I can’t wait until kitchen environments break out of the grid. We are entering the fourth dimension, which is time or human experience. Hence our world will finally become more fluid, more seamless, more technorganic, more amorphous, softer, freer and more like nature.
And the bathrooms?
The bathroom has become the sacral spiritual refuge for mental health in the last few years, especially in hotels and spas. I think this trend of larger and better designed bathrooms is due to the need for rejuvenation, privacy, getting away from the world, and getting in touch with your body. The world is so loaded with information and we are working more than ever. I would like to invent a self-diagnostic bathroom which would give you constant updates on your health and advise about needed vitamins. I would have a smart floor and mirror that would give me health diagnostics. Everything would be hands-off, and everything must be soft and human.
How has becoming a father informed your design philosophy?

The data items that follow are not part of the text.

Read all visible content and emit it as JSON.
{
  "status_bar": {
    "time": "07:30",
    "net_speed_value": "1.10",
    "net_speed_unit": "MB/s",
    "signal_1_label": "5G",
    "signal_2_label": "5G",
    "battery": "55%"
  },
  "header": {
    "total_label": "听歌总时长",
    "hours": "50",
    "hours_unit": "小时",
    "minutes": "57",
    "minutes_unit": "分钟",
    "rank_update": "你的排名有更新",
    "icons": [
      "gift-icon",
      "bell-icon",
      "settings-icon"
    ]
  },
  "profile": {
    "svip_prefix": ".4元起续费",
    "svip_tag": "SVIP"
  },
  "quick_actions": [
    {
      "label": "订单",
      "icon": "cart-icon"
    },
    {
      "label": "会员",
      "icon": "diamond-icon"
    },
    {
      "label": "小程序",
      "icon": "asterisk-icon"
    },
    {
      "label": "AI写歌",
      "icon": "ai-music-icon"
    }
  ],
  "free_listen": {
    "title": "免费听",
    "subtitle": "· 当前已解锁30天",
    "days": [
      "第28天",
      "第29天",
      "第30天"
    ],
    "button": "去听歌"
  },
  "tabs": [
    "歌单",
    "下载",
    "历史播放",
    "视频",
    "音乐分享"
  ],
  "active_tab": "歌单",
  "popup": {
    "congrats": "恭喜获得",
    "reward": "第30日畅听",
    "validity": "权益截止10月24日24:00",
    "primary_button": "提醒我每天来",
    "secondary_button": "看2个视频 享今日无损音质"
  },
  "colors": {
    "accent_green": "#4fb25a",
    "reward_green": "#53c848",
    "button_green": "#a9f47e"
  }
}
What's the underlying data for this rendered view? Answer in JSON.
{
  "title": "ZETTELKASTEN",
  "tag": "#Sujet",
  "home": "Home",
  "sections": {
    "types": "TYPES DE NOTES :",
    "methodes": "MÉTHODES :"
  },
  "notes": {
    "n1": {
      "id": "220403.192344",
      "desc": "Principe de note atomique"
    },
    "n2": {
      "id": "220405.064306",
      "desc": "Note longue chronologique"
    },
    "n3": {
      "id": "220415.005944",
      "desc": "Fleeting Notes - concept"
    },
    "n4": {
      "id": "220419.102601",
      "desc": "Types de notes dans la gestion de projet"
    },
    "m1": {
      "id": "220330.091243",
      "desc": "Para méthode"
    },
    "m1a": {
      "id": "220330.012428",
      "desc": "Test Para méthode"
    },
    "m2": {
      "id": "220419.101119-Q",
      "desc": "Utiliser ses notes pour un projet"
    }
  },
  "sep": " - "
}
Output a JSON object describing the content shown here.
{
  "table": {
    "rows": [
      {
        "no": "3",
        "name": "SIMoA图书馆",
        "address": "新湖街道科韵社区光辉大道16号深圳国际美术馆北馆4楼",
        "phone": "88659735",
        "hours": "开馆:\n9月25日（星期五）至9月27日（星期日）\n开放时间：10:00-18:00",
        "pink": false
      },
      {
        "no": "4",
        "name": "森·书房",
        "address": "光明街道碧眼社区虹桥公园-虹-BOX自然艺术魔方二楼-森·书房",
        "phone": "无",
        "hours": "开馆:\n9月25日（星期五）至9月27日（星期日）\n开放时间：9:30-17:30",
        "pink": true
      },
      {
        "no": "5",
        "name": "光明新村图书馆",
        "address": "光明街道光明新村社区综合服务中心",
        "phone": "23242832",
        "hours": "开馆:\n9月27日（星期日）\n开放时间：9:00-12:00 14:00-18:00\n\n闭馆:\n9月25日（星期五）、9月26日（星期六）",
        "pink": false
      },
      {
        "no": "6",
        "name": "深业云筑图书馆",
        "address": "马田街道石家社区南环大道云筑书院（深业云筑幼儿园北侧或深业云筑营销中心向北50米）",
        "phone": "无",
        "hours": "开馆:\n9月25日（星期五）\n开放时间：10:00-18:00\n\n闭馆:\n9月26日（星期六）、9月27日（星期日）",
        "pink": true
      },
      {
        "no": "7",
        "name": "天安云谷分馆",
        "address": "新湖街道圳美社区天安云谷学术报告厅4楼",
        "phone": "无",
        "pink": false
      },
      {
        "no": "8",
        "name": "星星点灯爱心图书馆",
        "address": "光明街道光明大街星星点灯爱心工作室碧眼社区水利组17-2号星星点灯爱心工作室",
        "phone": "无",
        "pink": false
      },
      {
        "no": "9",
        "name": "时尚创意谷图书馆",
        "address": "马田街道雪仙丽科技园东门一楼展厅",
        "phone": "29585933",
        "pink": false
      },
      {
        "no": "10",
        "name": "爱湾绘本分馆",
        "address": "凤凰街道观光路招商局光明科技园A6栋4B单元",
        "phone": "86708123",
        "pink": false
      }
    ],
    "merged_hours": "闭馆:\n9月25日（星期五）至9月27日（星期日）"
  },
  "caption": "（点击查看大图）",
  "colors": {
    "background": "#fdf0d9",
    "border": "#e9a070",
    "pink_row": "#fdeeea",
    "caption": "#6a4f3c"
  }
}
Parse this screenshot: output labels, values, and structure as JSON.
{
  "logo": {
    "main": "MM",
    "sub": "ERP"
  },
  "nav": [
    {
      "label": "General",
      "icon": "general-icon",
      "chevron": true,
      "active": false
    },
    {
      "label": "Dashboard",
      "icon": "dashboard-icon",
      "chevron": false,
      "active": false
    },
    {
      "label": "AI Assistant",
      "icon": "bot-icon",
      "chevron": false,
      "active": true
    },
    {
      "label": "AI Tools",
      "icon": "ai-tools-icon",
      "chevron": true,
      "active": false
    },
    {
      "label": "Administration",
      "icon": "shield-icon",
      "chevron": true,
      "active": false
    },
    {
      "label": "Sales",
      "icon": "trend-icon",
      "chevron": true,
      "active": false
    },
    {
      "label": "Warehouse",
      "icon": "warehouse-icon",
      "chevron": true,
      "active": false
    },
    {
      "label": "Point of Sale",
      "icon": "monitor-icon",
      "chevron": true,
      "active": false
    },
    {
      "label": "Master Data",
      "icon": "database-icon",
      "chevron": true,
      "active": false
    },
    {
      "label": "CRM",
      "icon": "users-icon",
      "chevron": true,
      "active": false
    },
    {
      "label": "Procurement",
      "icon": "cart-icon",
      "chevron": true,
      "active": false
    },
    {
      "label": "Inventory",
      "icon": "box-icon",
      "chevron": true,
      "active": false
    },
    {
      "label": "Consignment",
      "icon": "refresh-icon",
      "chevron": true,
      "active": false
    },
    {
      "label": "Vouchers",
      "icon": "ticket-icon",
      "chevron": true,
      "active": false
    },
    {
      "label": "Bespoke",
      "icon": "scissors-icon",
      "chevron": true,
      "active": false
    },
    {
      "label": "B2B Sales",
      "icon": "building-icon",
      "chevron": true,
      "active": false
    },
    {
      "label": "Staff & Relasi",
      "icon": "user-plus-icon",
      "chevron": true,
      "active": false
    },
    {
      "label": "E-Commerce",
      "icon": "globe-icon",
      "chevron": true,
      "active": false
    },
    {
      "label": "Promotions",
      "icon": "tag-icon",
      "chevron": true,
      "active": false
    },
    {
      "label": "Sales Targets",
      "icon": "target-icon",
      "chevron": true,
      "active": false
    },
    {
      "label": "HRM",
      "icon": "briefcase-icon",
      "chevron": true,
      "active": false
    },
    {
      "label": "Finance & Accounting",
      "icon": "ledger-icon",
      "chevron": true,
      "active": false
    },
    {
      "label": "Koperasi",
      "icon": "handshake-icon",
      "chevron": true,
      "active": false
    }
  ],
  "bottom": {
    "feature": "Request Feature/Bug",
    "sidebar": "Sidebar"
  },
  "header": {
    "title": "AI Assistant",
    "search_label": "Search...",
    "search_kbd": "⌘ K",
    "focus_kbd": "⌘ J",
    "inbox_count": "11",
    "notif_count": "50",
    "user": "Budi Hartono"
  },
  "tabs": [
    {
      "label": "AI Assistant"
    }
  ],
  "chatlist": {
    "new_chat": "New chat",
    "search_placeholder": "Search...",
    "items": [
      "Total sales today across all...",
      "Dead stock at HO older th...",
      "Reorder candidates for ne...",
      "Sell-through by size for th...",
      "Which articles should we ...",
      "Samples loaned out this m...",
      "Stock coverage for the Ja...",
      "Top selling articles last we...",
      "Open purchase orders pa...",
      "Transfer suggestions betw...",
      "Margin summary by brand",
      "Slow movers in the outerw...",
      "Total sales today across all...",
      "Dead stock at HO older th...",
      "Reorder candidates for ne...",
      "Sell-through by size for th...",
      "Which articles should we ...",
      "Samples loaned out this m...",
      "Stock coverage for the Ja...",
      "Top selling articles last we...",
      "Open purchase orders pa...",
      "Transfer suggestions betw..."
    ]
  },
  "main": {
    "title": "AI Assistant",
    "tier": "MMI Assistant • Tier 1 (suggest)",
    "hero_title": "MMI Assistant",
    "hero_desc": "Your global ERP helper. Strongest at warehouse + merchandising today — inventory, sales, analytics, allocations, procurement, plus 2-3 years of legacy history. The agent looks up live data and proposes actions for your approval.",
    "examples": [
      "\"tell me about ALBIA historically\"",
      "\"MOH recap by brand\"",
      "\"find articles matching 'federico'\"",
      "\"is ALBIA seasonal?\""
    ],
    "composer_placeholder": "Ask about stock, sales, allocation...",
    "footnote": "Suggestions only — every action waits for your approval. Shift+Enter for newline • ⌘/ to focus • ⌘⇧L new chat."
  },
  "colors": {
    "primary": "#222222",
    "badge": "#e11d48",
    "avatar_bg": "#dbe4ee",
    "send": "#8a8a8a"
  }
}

That, and watching my mother get old, I see that this world is really not very functional and we must improve it. We should forget about trying to create style and work on a more pleasurable, simpler world.
Have you done anything really fun with your child’s room at home?
I don’t believe in designing a separate environment for children. They should live with and learn to respect the furnishings around them. Kiva’s bedroom does have a pale pink wallpaper I designed for Marburg and very contemporary artwork by Gabriel Delponte and Martine Jensen.
What makes an object timeless and precious?
Products and furniture must deal with our emotional ground and it is these kinds of objects, and the things that embrace new technology that become timeless and precious.